- Schubert, Susanne;
- Wong, Jared;
- Feng, Jun;
- Karkare, Siddharth;
- Padmore, Howard;
- Ruiz-Osés, Miguel;
- Smedley, John;
- Muller, Erik;
- Ding, Zihao;
- Gaowei, Mengjia;
- Attenkofer, Klaus;
- Liang, Xue;
- Xie, Junqi;
- Kühn, Julius
Bi-alkali antimonide photocathodes are one of the best known sources of electrons for high current and/or high bunch charge applications like Energy Recovery Linacs or Free Electron Lasers.

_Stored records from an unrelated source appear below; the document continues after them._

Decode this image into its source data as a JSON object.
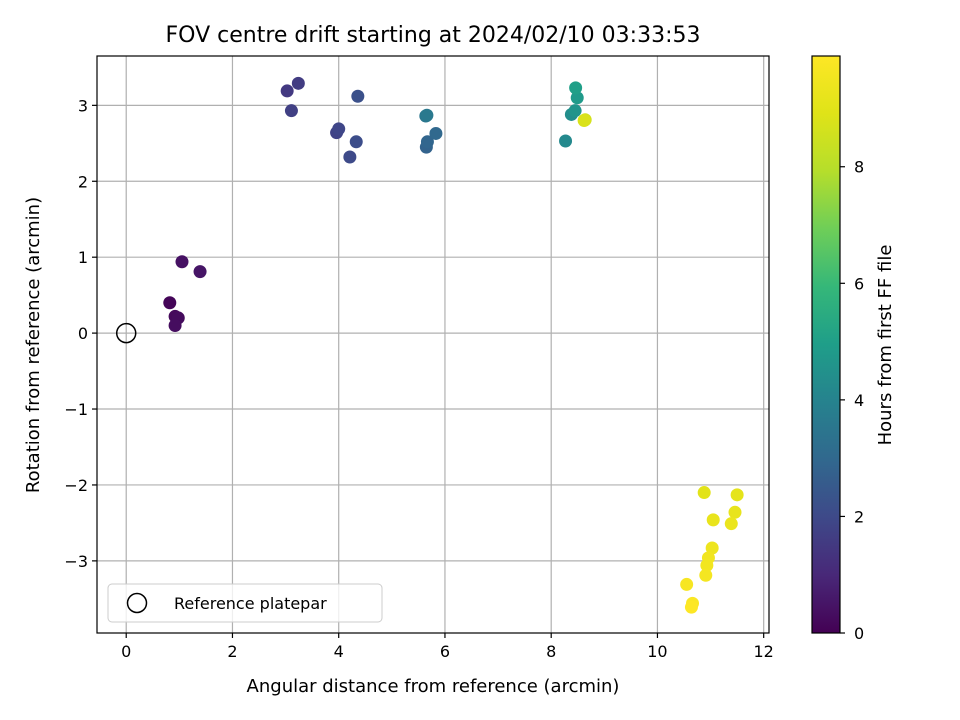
{
  "chart_data": {
    "type": "scatter",
    "title": "FOV centre drift starting at 2024/02/10 03:33:53",
    "xlabel": "Angular distance from reference (arcmin)",
    "ylabel": "Rotation from reference (arcmin)",
    "xlim": [
      -0.55,
      12.1
    ],
    "ylim": [
      -3.95,
      3.65
    ],
    "xticks": [
      0,
      2,
      4,
      6,
      8,
      10,
      12
    ],
    "yticks": [
      -3,
      -2,
      -1,
      0,
      1,
      2,
      3
    ],
    "xtick_labels": [
      "0",
      "2",
      "4",
      "6",
      "8",
      "10",
      "12"
    ],
    "ytick_labels": [
      "−3",
      "−2",
      "−1",
      "0",
      "1",
      "2",
      "3"
    ],
    "grid": true,
    "legend": {
      "placement": "lower-left",
      "entries": [
        "Reference platepar"
      ]
    },
    "reference_point": {
      "x": 0,
      "y": 0
    },
    "colorbar": {
      "label": "Hours from first FF file",
      "colormap": "viridis",
      "range": [
        0,
        9.9
      ],
      "ticks": [
        0,
        2,
        4,
        6,
        8
      ],
      "tick_labels": [
        "0",
        "2",
        "4",
        "6",
        "8"
      ]
    },
    "points": [
      {
        "x": 0.82,
        "y": 0.4,
        "h": 0.1
      },
      {
        "x": 0.92,
        "y": 0.22,
        "h": 0.2
      },
      {
        "x": 0.98,
        "y": 0.2,
        "h": 0.25
      },
      {
        "x": 0.92,
        "y": 0.1,
        "h": 0.3
      },
      {
        "x": 1.05,
        "y": 0.94,
        "h": 0.4
      },
      {
        "x": 1.39,
        "y": 0.81,
        "h": 0.5
      },
      {
        "x": 3.03,
        "y": 3.19,
        "h": 1.5
      },
      {
        "x": 3.24,
        "y": 3.29,
        "h": 1.6
      },
      {
        "x": 3.11,
        "y": 2.93,
        "h": 1.7
      },
      {
        "x": 3.96,
        "y": 2.64,
        "h": 1.8
      },
      {
        "x": 4.0,
        "y": 2.69,
        "h": 1.9
      },
      {
        "x": 4.21,
        "y": 2.32,
        "h": 2.0
      },
      {
        "x": 4.33,
        "y": 2.52,
        "h": 2.1
      },
      {
        "x": 4.36,
        "y": 3.12,
        "h": 2.2
      },
      {
        "x": 5.65,
        "y": 2.45,
        "h": 2.8
      },
      {
        "x": 5.67,
        "y": 2.52,
        "h": 2.9
      },
      {
        "x": 5.83,
        "y": 2.63,
        "h": 3.0
      },
      {
        "x": 5.64,
        "y": 2.86,
        "h": 3.5
      },
      {
        "x": 5.66,
        "y": 2.87,
        "h": 3.6
      },
      {
        "x": 8.27,
        "y": 2.53,
        "h": 4.2
      },
      {
        "x": 8.38,
        "y": 2.88,
        "h": 4.4
      },
      {
        "x": 8.45,
        "y": 2.93,
        "h": 4.6
      },
      {
        "x": 8.49,
        "y": 3.1,
        "h": 4.8
      },
      {
        "x": 8.46,
        "y": 3.23,
        "h": 5.0
      },
      {
        "x": 8.64,
        "y": 2.81,
        "h": 8.6
      },
      {
        "x": 8.62,
        "y": 2.8,
        "h": 8.8
      },
      {
        "x": 10.88,
        "y": -2.1,
        "h": 9.0
      },
      {
        "x": 11.5,
        "y": -2.13,
        "h": 9.1
      },
      {
        "x": 11.46,
        "y": -2.36,
        "h": 9.2
      },
      {
        "x": 11.05,
        "y": -2.46,
        "h": 9.25
      },
      {
        "x": 11.39,
        "y": -2.51,
        "h": 9.3
      },
      {
        "x": 11.03,
        "y": -2.83,
        "h": 9.4
      },
      {
        "x": 10.96,
        "y": -2.96,
        "h": 9.5
      },
      {
        "x": 10.93,
        "y": -3.06,
        "h": 9.55
      },
      {
        "x": 10.91,
        "y": -3.19,
        "h": 9.6
      },
      {
        "x": 10.55,
        "y": -3.31,
        "h": 9.7
      },
      {
        "x": 10.66,
        "y": -3.56,
        "h": 9.8
      },
      {
        "x": 10.64,
        "y": -3.61,
        "h": 9.9
      }
    ]
  }
}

Despite their high quantum efficiency in visible light and low intrinsic emittance, the surface roughness of these photocathodes prohibits their use as low emittance cathodes in high accelerating gradient superconducting and normal conducting radio frequency photoguns and limits the minimum possible intrinsic emittance near the threshold. Also, the growth process for these materials is largely based on recipes obtained by trial and error and is very unreliable. In this paper, using X-ray diffraction, we investigate the different structural and chemical changes that take place during the growth process of the bi-alkali antimonide material K2CsSb. Our measurements give us a deeper understanding of the growth process of alkali-antimonide photocathodes allowing us to optimize it with the goal of minimizing the surface roughness to preserve the intrinsic emittance at high electric fields and increasing its reproducibility.